Londrina – Banho de piscina, balões, comida farta, música e muita alegria. O tempo ajudou e o sábado foi leve para os voluntários, assistidos e familiares da Associação Londrinense Interdisciplinar de Aids (Alia). A confraternização de fim de ano reuniu cerca de 200 pessoas em uma propriedade à margem do Lago Igapó, conhecida como Chácara da Dinda, na zona leste de Londrina. Marcada para o final da tarde, a grande atração era a presença do Papai Noel, com muitos presentes para a garotada.

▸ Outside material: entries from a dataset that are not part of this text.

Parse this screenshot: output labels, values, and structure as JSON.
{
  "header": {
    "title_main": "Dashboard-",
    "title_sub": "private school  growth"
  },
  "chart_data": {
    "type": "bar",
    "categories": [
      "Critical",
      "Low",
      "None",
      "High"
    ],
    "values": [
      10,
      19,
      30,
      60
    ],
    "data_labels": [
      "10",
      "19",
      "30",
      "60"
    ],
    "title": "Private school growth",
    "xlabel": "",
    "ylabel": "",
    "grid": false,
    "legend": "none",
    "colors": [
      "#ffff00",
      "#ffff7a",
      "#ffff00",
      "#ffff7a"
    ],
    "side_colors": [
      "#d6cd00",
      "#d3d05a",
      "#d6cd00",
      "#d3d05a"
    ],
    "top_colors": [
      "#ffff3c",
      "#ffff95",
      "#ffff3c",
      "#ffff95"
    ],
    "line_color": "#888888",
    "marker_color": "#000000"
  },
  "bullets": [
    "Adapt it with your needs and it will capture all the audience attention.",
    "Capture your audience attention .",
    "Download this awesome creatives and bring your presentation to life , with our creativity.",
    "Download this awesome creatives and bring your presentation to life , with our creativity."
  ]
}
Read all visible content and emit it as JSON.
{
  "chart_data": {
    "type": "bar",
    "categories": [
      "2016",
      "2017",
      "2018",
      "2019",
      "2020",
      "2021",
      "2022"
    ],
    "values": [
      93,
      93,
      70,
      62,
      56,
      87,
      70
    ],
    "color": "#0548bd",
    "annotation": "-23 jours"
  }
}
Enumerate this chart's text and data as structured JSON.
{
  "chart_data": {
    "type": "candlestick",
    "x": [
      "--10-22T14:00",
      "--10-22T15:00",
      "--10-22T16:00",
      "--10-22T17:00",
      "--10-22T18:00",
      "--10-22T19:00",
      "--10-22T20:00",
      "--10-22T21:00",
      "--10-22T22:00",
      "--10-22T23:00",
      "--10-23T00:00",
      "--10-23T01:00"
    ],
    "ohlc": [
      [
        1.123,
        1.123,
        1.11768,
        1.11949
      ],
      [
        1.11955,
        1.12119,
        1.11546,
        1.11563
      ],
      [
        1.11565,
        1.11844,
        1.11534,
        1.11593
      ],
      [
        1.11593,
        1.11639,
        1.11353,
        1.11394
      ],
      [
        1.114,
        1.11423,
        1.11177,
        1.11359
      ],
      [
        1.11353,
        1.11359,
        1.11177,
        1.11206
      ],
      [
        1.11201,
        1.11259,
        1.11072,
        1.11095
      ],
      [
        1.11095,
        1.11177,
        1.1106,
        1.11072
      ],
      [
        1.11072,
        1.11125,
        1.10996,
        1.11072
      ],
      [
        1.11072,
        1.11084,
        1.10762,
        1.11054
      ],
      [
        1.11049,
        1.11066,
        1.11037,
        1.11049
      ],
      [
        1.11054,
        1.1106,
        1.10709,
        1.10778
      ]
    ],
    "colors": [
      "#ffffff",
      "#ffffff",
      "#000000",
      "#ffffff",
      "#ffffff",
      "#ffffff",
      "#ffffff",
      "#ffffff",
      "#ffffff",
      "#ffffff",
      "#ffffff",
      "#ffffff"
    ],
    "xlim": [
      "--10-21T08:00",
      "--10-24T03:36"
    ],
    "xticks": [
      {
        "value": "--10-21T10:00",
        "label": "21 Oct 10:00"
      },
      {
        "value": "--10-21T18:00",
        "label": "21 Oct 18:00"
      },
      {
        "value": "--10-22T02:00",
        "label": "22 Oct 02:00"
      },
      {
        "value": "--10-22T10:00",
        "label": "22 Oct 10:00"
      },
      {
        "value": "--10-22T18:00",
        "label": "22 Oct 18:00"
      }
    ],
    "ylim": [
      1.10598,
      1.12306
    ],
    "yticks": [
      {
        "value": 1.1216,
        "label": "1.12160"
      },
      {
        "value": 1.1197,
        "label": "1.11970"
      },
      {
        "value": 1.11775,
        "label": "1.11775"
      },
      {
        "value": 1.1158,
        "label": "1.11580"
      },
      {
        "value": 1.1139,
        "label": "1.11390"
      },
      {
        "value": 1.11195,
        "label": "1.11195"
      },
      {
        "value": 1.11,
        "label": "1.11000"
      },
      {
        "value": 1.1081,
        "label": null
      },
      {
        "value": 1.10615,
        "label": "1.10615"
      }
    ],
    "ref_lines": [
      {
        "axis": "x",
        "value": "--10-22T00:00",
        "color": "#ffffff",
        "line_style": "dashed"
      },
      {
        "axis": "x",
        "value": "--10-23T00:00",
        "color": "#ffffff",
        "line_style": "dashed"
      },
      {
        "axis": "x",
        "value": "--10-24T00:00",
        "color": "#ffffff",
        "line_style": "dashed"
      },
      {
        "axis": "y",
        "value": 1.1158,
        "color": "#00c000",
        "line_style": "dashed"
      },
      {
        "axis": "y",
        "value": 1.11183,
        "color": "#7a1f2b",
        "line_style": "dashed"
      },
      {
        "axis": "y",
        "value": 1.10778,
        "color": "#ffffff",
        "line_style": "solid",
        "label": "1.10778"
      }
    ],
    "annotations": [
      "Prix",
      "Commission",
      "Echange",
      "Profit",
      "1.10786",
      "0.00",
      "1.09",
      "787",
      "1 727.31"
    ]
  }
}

Mas ainda havia tempo para fazer muitos pedidos ao Bom Velhinho, que, por certo, vai repassar boa parte das demandas para o poder público. A expectativa é que a solicitação seja atendida em 2014, na comemoração do Jubileu de Prata (a Alia foi fundada em 1989).
"O município tem R$ 2 milhões depositados em uma conta bancária para reforçar as campanhas de prevenção. Parte disso é recurso federal. Este montante não pode ser utilizado por causa de entraves burocráticos", revela o produtor de eventos Paulo Wesley Faccio, educador social que é voluntário na entidade. "Estes recursos seriam fundamentais para o atendimento dos chamados grupos prioritários, que tem uma rotina noturna e por isso não são alcançados pelo trabalho do poder público, mais concentrados em horário comercial", explica.
A Alia trabalha com um conceito mais abrangente de atendimento e entende que a prevenção das Doenças Sexualmente Transmissíveis (DST) vai muito além do que propagar a necessidade do uso do preservativo. "Fazemos um trabalho com famílias que enfrentam vulnerabilidade social, que precisam sobretudo recuperar a autoestima, com novas oportunidades de renda", conta o relações-públicas. Um dos exemplos é o Lindonas, projeto que atendeu 357 mulheres este ano que passaram por cursos de depilação, design de sobrancelhas, maquiagem, manicure e pedicure.
Ontem, uma das pessoas mais felizes da festa era a empresária Raquel Moretto, anfitriã que classificou o momento como "indescritível". Durante todo o ano, ela atendeu na sede da entidade, na Rua Leila Diniz, no Conjunto Vivi Xavier (zona norte), cerca de 700 pessoas com problemas físicos e emocionais aplicando a técnica da terapia floral e disse esperar que a Alia tenha um ano de muito trabalho e que conte com apoio de outros empresários.
Uma pedreira que estava na festa com o filho de 14 anos, ambos soro positivo, disse à FOLHA que deve muito à Alia. "É o amparo da gente. É a nossa base. Nosso alívio. Porque o preconceito ainda é muito grande".